La conclusione dell’omelia di Cantalamessa è l’apoteosi dell’umanesimo più abbietto, del pacifismo senza Cristo e senza Chiesa, promulgato dal Nuovo Ordine Mondiale e benedetto dalla neo-chiesa: «L’altro frutto positivo della presente crisi sanitaria è il sentimento di solidarietà. Quando mai, a nostra memoria, gli uomini di tutte le nazioni si sono sentiti così uniti, così uguali, così poco litigiosi, come in questo momento di dolore? […] Ci siamo dimenticati dei muri da costruire. Il virus non conosce frontiere. In un attimo ha abbattuto tutte le barriere e le distinzioni: di razza, di religione, di ricchezza, di potere. Non dobbiamo tornare indietro, quando sarà passato questo momento». E ancora, in un delirio parossistico: «È il momento di realizzare qualcosa di questa profezia di Isaia, di cui da sempre l’umanità attende il compimento. Diciamo basta alla tragica corsa verso gli armamenti. Gridatelo con tutta la forza, voi giovani, perché è soprattutto il vostro destino che si gioca. Destiniamo le sconfinate risorse impiegate per gli armamenti agli scopi di cui, in queste situazioni, vediamo l’urgenza: la salute, l’igiene, l’alimentazione, la lotta contro la povertà, la cura del creato. Lasciamo alla generazione che verrà un mondo, se necessario, più povero di cose e di denaro, ma più ricco di umanità».

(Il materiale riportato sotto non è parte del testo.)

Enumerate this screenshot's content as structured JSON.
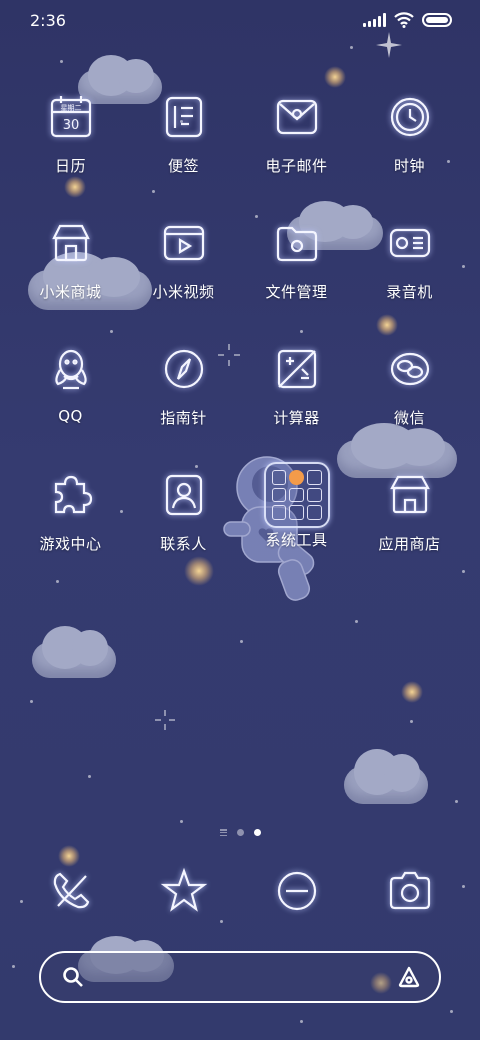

Un mondo che il quotidiano della CEI, Avvenire, proprio ieri (qui) preconizzava: «È il momento di gettare le basi per un nuovo ordine mondiale», sotto l’egida della più criminale organizzazione massonica internazionale, l’ONU, e del suo profeta Bergoglio. 
Che Iddio ci salvi da questa infernale congiura.